Semua terjadi semenjak aku kehilangan granny, nenek yang sangat
menyayangiku. Lalu aku harus ikut Paman Larry, dia adalah adik ibuku. Aku tak
ingat banyak seperti apa wajah mommy, tapi konon mereka serupa, mata dan warna
rambut yang coklat serta berkulit terang. Sungguh jauh berbeda denganku.
Aku sudah mencoba merengek pada Paman Larry agar kami tak usah
pindah. Namun, dia tetap bersikukuh pada keputusannya, apapun yang terjadi. “Demi
keselamatanmu, Lara,” paman selalu mengatakan seperti itu. Apalagi kali ini ia
memilih kota kecil di bagian selatan Quebec City. Berharap mereka akan sedikit
lebih ramah daripada orang-orang yang tinggal di kota besar.
Mengemas barang-barang ke dalam kardus bukanlah hal sulit bagiku. Aku cuma harus memusatkan pikiran pada benda
tertentu dengan konsentrasi penuh. Lalu semudah menjentikkan jari, satu persatu
dari mereka berpindah.
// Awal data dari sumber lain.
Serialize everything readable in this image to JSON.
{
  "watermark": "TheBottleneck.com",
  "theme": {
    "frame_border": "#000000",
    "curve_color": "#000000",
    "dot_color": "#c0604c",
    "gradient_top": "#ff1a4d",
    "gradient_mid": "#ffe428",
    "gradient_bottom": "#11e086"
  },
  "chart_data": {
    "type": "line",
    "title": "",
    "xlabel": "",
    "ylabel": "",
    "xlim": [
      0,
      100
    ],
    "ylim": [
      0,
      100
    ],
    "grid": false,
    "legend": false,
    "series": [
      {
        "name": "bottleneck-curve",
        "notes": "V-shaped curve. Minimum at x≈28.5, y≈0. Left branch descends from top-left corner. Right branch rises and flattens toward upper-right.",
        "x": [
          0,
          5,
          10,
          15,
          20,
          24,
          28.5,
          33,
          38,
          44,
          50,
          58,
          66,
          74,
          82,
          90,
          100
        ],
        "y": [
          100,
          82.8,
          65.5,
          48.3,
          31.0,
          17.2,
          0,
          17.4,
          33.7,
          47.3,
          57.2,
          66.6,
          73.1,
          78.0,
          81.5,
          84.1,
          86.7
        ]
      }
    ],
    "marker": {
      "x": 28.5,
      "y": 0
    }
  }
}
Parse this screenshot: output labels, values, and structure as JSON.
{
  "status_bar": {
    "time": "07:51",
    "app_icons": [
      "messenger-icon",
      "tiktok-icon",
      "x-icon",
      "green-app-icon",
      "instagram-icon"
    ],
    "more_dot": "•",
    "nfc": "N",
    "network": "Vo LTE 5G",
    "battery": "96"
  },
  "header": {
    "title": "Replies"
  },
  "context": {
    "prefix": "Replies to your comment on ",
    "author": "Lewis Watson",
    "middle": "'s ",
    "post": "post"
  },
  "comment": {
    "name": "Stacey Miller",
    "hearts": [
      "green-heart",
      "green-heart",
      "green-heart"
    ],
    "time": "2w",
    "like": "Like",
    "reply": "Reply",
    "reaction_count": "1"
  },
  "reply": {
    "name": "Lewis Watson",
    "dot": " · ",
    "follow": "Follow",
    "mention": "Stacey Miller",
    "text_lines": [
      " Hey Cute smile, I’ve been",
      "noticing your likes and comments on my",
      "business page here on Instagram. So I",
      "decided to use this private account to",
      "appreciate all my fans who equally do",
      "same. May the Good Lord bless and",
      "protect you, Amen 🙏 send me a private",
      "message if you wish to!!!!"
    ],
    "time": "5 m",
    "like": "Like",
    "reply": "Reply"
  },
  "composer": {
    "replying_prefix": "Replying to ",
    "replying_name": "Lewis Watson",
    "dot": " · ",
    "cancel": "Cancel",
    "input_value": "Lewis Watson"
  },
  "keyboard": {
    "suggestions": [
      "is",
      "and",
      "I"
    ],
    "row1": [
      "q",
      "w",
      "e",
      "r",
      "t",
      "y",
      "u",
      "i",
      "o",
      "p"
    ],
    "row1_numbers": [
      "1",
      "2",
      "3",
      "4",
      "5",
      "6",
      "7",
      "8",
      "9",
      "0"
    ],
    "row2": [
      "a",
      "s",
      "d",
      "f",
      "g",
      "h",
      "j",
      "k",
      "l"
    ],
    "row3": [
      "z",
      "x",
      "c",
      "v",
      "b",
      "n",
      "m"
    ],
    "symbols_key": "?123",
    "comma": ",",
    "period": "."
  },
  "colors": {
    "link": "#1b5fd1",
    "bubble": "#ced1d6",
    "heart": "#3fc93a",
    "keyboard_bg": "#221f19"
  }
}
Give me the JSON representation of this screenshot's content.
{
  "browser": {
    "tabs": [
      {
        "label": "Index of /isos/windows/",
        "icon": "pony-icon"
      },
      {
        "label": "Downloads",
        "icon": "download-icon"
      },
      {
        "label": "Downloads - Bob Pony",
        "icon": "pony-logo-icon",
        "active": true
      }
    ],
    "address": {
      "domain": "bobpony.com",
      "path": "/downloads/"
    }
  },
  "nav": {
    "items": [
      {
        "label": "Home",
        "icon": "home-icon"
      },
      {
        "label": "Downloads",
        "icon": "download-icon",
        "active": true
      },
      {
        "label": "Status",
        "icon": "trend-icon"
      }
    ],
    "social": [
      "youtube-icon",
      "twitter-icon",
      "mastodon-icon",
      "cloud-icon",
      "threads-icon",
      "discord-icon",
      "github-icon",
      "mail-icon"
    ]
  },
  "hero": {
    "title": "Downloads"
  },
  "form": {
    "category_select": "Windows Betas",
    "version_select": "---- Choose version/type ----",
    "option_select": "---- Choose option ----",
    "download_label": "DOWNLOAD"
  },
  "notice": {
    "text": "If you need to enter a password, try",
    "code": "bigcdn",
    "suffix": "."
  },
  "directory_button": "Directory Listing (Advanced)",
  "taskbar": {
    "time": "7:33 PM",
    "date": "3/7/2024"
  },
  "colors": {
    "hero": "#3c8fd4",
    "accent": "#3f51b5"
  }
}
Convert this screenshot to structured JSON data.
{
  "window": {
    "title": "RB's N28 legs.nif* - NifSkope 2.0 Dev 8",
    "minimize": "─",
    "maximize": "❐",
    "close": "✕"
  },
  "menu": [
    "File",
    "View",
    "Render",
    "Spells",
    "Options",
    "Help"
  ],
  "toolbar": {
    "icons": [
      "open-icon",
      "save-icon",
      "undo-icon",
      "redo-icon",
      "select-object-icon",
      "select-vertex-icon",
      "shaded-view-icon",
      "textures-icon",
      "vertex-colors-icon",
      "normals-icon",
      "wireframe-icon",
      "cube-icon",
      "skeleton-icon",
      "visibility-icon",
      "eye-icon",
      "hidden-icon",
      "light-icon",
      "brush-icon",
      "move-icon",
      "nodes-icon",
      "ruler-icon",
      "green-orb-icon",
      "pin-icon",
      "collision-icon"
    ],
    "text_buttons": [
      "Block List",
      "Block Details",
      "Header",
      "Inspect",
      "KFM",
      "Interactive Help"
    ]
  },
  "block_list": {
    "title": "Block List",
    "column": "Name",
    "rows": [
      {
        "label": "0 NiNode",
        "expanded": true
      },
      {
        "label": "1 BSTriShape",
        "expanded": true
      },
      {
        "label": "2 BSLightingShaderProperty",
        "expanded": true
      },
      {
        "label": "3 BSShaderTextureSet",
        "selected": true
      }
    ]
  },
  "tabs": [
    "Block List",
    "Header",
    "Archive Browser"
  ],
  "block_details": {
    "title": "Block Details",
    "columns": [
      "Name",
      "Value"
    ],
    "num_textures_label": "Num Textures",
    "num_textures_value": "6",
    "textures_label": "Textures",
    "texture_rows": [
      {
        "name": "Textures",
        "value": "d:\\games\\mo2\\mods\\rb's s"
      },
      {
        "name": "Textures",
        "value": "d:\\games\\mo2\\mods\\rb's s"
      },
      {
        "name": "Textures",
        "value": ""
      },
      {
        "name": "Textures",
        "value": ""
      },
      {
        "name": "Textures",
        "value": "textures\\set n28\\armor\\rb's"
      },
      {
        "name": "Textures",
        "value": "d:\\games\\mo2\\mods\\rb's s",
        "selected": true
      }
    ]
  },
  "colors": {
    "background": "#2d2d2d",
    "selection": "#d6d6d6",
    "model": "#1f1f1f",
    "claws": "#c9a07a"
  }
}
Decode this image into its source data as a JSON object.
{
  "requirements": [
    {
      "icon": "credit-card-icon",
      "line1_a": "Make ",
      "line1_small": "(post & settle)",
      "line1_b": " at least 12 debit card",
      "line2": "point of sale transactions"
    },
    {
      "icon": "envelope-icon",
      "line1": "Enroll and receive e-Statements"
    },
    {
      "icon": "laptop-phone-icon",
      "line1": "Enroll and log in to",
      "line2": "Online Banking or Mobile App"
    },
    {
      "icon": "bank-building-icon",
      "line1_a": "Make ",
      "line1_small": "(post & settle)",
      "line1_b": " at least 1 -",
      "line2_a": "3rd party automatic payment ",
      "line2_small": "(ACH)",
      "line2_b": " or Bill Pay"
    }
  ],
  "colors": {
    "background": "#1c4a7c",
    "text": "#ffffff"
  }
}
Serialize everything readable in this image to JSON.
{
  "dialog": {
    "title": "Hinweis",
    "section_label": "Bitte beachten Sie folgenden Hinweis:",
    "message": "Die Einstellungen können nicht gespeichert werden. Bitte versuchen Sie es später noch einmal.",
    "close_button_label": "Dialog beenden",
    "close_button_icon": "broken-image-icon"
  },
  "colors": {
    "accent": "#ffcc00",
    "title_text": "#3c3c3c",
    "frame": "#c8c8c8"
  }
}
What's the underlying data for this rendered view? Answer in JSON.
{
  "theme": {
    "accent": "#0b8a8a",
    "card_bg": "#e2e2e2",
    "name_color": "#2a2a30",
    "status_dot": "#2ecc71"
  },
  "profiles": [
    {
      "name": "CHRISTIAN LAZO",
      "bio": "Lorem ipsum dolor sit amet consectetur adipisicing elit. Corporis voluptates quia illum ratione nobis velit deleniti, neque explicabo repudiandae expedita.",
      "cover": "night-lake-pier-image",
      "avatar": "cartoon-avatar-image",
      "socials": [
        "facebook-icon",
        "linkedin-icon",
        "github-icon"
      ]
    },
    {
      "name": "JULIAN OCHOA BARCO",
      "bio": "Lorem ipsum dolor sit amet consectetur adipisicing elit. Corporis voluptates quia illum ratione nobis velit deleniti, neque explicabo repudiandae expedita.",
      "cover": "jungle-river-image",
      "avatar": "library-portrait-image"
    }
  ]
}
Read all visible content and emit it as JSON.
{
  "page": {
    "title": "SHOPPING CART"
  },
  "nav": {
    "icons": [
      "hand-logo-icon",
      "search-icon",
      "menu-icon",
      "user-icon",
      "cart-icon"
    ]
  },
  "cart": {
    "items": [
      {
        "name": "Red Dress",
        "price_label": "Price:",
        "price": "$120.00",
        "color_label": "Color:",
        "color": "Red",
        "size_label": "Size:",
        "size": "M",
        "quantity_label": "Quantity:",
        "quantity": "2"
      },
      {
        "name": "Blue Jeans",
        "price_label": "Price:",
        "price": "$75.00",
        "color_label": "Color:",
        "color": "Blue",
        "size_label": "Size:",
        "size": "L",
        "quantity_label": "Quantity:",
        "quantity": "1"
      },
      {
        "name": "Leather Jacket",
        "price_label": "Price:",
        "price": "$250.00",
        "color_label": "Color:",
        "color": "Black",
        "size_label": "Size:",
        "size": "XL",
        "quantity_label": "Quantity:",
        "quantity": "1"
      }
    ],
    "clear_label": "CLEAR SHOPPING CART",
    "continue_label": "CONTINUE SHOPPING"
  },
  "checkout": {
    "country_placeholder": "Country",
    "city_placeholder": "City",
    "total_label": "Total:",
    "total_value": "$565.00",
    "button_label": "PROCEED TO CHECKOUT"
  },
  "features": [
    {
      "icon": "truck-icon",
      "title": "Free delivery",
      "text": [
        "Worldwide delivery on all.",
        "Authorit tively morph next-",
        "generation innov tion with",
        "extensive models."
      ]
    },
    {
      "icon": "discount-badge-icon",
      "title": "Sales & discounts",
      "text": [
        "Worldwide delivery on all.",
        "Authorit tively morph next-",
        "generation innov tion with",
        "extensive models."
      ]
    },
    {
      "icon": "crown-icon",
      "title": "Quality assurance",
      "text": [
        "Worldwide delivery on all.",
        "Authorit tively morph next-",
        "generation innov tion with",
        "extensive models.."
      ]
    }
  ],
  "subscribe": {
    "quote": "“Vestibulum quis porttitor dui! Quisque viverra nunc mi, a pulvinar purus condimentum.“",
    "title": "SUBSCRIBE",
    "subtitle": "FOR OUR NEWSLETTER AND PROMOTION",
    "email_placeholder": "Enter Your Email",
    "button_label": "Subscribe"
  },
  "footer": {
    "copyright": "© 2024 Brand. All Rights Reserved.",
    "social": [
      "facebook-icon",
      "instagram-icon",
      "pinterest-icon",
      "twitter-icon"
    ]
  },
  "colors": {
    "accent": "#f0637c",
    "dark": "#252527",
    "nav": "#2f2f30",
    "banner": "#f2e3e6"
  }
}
Tanpa menyentuh,
melayang dan masuk dengan mulus ke dalam kardus.
Paman Larry pernah menjelaskan, bahwa itu adalah kekuatan
Telekinesis atau Psikokinesis. Sudah kumiliki sejak lahir, diturunkan dari gen
ayah dan ibu. Namun, ia selalu melarang untuk menggunakan kekuatan itu, apalagi
di depan umum. Bila sudah begitu aku hanya mengangguk-angguk saja, tanpa paham
apa maksudnya.
“Sampai kamu berlatih untuk
mengendalikan dan menyempurnakan kekuatanmu Lara, demi keselamatnmu!” jawab Paman
Larry setiap aku tanyakan sampai kapan harus menyembunyikan kekuatan ini.
Bukankah aku akan terlihat keren kalau teman-teman tahu hal ini.
“Keselamatan apa? Paman
selalu berbicara tentang keselamatan. Aku tidak merasa sedang dalam bahaya.”
“Kamu tidak pernah tahu
bahaya apa yang ada di sekitar kita, enough! Bereskan barang-barangmu sekarang,
Young Lady.”
Senja yang teduh, angin bertiup semilir menabrak wajahku yang tersembul
dari jendela. Paman Larry mengemudikan mobil dengan santai, rambut bergelombang
yang disisir rapi ke belakang, tampak tak berubah meskipun tertiup angina.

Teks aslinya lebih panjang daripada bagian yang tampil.